Fed. R. Civ. P. 56 advisory committee’s note (“Subdivision (c)(1)(B) recognizes that a party need not always point to specific record materials . . . . [A] party who does not have the trial burden of production may rely on a showing that a party who does have the trial burden cannot produce admissible evidence to carry its burden as to

the fact.”). If the movant meets its burden, the burden shifts to the nonmoving party to establish—with evidence beyond the pleadings—that a genuine dispute material to

each of its claims for relief exists. Celotex Corp., 477 U.S. at 324. A genuine dispute of material fact exists when the nonmoving party produces evidence allowing a reasonable fact finder to return a verdict in its favor. Waddell v. Valley Forge Dental Assocs., 276 F.3d 1275, 1279 (11th Cir. 2001). III. BACKGROUND There is only one disputed fact for the purposes of this opinion. 2 But first, the undisputed facts are as follows: Joseph Ryan Ballard was driving a 1996

Chevrolet Blazer, VIN 1GNCS13W2T2174293, on February 22, 2019, when he was involved in a fatal, single vehicle accident in Covington County, Alabama. The 1996 Blazer was designed, manufactured, marketed, labeled, sold, and distributed by Old

GM in November 1995, nearly a quarter of a century prior to the accident. Old GM filed for Chapter 11 bankruptcy on June 1, 2009. Part of the bankruptcy proceeding led to the sale of Old GM to NGMCO, Inc., New GM’s predecessor. Under the terms of the Sale Order and the Sale Agreement, New GM

assumed certain specifically identified liabilities of Old GM; all other liabilities were retained by Old GM. (Doc. # 45-2.) Specifically, the Sale Agreement provides: “[E]xcept for Assumed Liabilities, [New GM] is not liable for claims based on Old

GM conduct . . . .” (Doc. # 45 at 5.) Rather, the sale of assets to New GM was free and clear of all liabilities, except those liabilities that were expressly assumed. Notably, New GM did not assume “successor liability claims” because, as a New York Bankruptcy Court found, New GM “is not a successor in interests to [Old GM];

it is a completely separate legal entity from Old GM.” (Id. at 5–6.)

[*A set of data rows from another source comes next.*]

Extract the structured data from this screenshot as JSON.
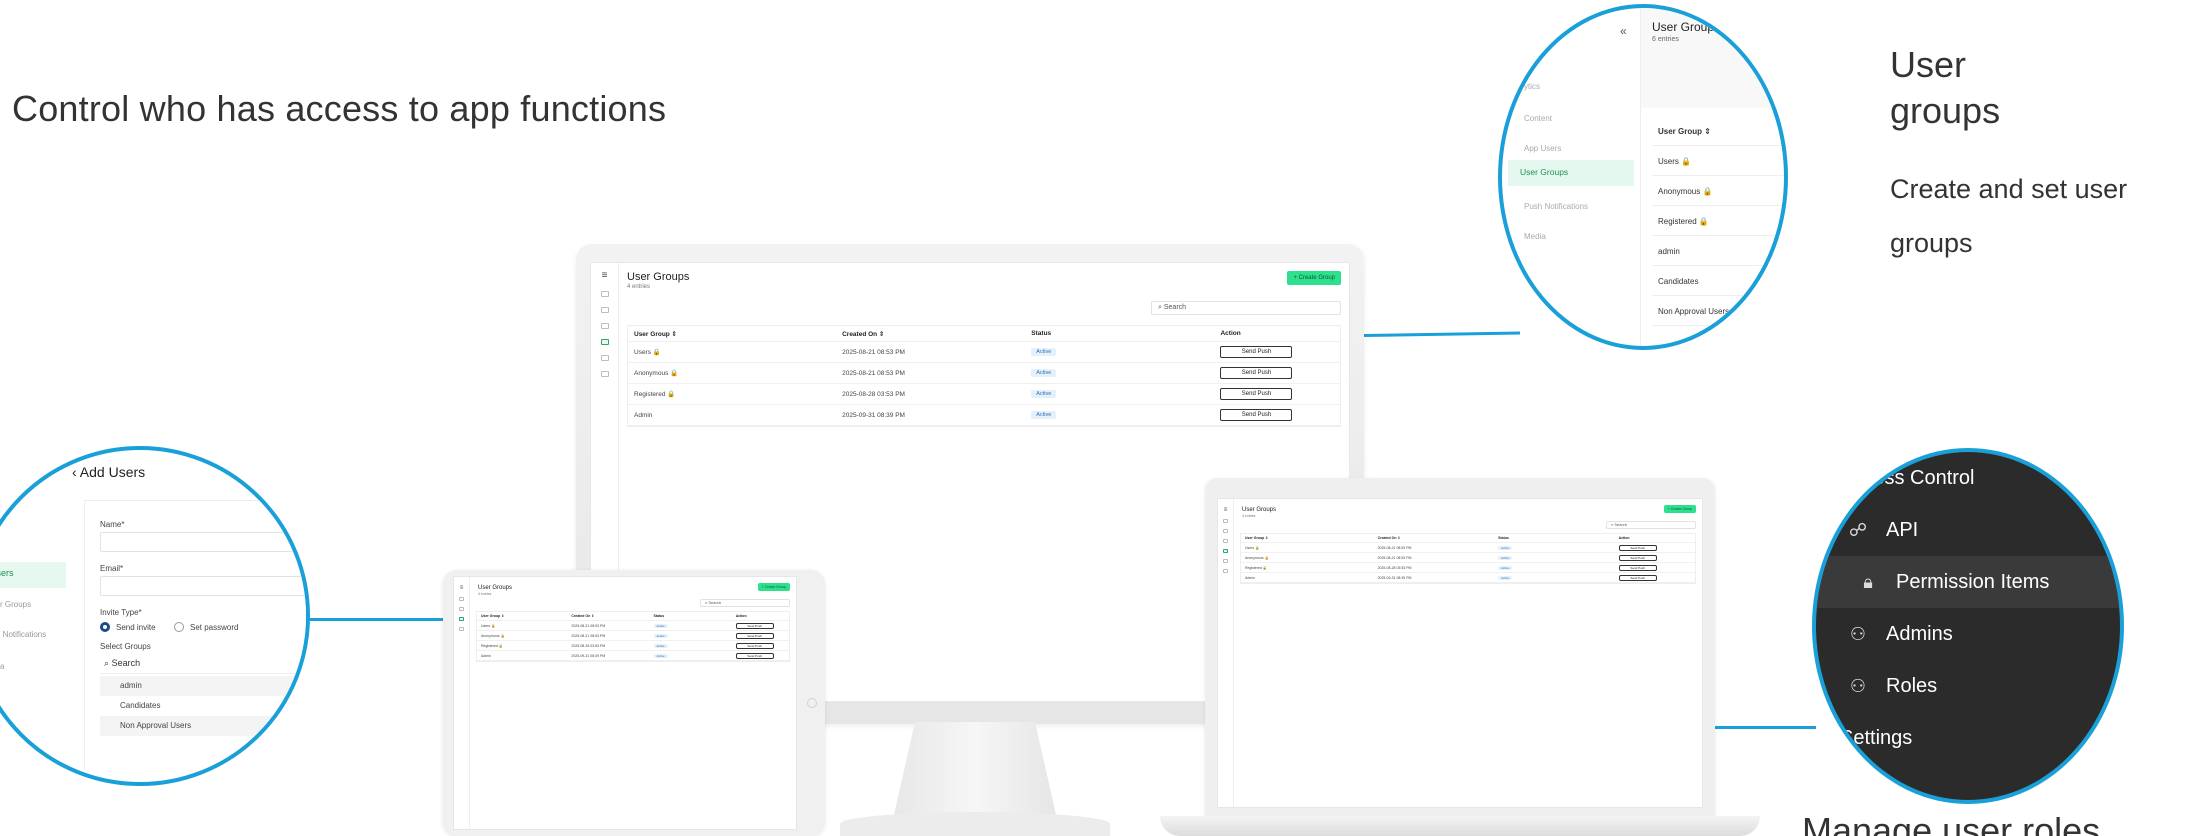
{
  "headline": "Control who has access to app functions",
  "user_groups_caption": {
    "title_line1": "User",
    "title_line2": "groups",
    "desc_line1": "Create and set user",
    "desc_line2": "groups"
  },
  "roles_caption": "Manage user roles",
  "app_screen": {
    "title": "User Groups",
    "subtitle": "4 entries",
    "create_button": "+ Create Group",
    "search_placeholder": "Search",
    "columns": [
      "User Group ⇕",
      "Created On ⇕",
      "Status",
      "Action"
    ],
    "rows": [
      {
        "name": "Users 🔒",
        "created": "2025-08-21 08:53 PM",
        "status": "Active",
        "action": "Send Push"
      },
      {
        "name": "Anonymous 🔒",
        "created": "2025-08-21 08:53 PM",
        "status": "Active",
        "action": "Send Push"
      },
      {
        "name": "Registered 🔒",
        "created": "2025-08-28 03:53 PM",
        "status": "Active",
        "action": "Send Push"
      },
      {
        "name": "Admin",
        "created": "2025-09-31 08:39 PM",
        "status": "Active",
        "action": "Send Push"
      }
    ]
  },
  "add_users": {
    "title": "Add Users",
    "sidebar_selected": "Users",
    "sidebar_items": [
      "r Groups",
      "h Notifications",
      "a"
    ],
    "name_label": "Name*",
    "email_label": "Email*",
    "invite_type_label": "Invite Type*",
    "invite_options": [
      "Send invite",
      "Set password"
    ],
    "select_groups_label": "Select Groups",
    "search_placeholder": "Search",
    "groups": [
      "admin",
      "Candidates",
      "Non Approval Users"
    ]
  },
  "groups_zoom": {
    "collapse_icon": "«",
    "title": "User Groups",
    "subtitle": "6 entries",
    "menu": [
      "ytics",
      "Content",
      "App Users",
      "User Groups",
      "Push Notifications",
      "Media"
    ],
    "menu_selected": "User Groups",
    "column_header": "User Group ⇕",
    "rows": [
      "Users 🔒",
      "Anonymous 🔒",
      "Registered 🔒",
      "admin",
      "Candidates",
      "Non Approval Users"
    ]
  },
  "access_control": {
    "items": [
      {
        "label": "Access Control",
        "icon": "arrow-icon"
      },
      {
        "label": "API",
        "icon": "network-icon"
      },
      {
        "label": "Permission Items",
        "icon": "lock-icon"
      },
      {
        "label": "Admins",
        "icon": "user-gear-icon"
      },
      {
        "label": "Roles",
        "icon": "user-lock-icon"
      },
      {
        "label": "Settings",
        "icon": "settings-icon"
      }
    ],
    "highlighted": "Permission Items"
  },
  "colors": {
    "accent_blue": "#1aa0d8",
    "create_green": "#2ee08e",
    "selected_green": "#1b8f57",
    "dark_panel": "#2b2b2b"
  }
}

2 In his response in opposition to New GM’s motion for summary judgment, Ballard disputes only paragraph 6 of New GM’s purported material of facts, see (Doc. # 45 at 4–6)—the remainder of New GM’s purported facts are undisputed (Doc. # 50 at 2). So, the parties agree that New GM is liable for the warranties it assumed, but not for the warranties that Old GM retained. The parties also agree that all liabilities arising from Old GM’s express warranties were included as liabilities assumed by

New GM. That leads to the single factual dispute at bar: Whether Old GM’s implied warranties, including the implied warranties of merchantability, and specifically

implied warranties relating to liability for personal injury actions, were assumed by New GM through operation of the Sale Order and Agreement? IV. DISCUSSION In Ballard’s sole count, he alleges that New GM “breached its implied

warranties of merchantability as defined by Ala. Code. § 7-2-314, rendering the [] Blazer unfit for its ordinary purpose to provide adequate, reliable, and safe transportation.” (Doc. # 22 at 11.) For New GM to have breached this implied

warranty, it must have been subject to the warranty. Bagley v. Mazda Motor Corp., 864 So. 2d 301, 315 (Ala. 2003) (holding that, under Alabama law, a breach of an implied warranty requires proof of “the existence of the implied warranty. . . .”). It is undisputed for the purposes of this opinion that the implied warranties of

merchantability attached to Old GM as the seller of the subject Blazer. See ALA. CODE § 7-2-314 (“[A] warranty that the goods shall be merchantable is implied in a contract for their sale if the seller is a merchant with respect to goods of that kind.”).